Game / level editor for ancient battle reconstruction? - by [insert cool name here]
[insert cool name here] on 24/5/2012 at 18:42
Hello all:
I'm looking for a third person strategy game with a level editor to try to recreate ancient battles. I'd want to map the terrain of a certain site and fill it with troops. Does anyone have any recommendations as to which game I should use? The obvious choice would be Rome: Total War, but the game is a few years old and I wonder if perhaps I should try for something more graphically impressive. It would help if the level editor were relatively user-friendly -- I messed around with Dromed like 12 years ago, but I haven't made any maps (or even played any computer games aside from the Thief series) since then. Any help would be greatly appreciated! Thanks.
demagogue on 24/5/2012 at 19:11
Heh I like to do this kind of thing too, but mostly maps for either hex-engines or as an online boardgame.
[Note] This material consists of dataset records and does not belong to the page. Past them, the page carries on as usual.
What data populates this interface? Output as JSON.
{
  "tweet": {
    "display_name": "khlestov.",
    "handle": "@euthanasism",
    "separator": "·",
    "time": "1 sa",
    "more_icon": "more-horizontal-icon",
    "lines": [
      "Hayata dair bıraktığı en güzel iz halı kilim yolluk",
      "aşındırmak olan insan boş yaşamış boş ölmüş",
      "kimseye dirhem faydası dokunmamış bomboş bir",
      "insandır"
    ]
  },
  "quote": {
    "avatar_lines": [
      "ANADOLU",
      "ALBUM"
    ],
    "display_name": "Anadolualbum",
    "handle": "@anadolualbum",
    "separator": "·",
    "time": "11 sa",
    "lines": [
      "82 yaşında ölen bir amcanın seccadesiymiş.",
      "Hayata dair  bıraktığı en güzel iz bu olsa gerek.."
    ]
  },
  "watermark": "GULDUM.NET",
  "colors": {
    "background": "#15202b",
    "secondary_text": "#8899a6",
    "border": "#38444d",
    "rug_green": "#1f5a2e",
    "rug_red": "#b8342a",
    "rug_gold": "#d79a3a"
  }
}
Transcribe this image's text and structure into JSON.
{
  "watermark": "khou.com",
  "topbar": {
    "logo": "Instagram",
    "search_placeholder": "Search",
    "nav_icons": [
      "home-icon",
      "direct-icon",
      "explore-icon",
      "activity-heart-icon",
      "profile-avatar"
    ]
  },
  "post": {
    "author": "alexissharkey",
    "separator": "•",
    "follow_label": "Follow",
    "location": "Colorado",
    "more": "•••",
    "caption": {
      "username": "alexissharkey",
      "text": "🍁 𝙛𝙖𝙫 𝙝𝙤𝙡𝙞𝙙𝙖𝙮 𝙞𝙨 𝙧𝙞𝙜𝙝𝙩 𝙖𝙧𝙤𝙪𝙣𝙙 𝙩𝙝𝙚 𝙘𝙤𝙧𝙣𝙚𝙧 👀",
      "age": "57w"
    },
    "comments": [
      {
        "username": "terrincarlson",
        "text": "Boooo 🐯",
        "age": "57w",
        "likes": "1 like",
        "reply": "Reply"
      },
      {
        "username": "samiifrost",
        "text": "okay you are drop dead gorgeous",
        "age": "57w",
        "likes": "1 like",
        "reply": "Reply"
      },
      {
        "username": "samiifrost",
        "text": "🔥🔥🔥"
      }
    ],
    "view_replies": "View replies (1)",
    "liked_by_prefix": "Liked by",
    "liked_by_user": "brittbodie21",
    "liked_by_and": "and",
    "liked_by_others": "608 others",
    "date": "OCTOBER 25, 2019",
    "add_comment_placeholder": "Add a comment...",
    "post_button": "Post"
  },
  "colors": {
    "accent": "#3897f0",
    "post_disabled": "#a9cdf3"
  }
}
I wish there were some engine with a repository of every major battle in history, where you could push play and it'd play the battle out so you could get a rough idea of how it historically happened. And then you could play your own version to try alternative strategies. That would be one of my dream projects I wish some group would do ... along with a few other "history simulations" like a rough simulation of the human colonization of earth, or of animal evolution & spread of flora & fauna...
Yakoob on 25/5/2012 at 00:21
Age of Empires (any), Empire Earth (any?). Basically any RTS games "back in the day" came with a built-in mission editor.
Sg3 on 25/5/2012 at 04:33
Mount & Blade: Warband isn't usually considered a third-person strategy game, but it does let you play in third-person and it does let you command your troops without actually fighting yourself. I recommend trying the demo; it's only a few hundred megabytes.
Edit: nix that, actually, it doesn't have an editor at all. Sorry.
[insert cool name here] on 29/5/2012 at 23:27
Thanks for the help, everyone. I'll try the Shogun editor and then go from there.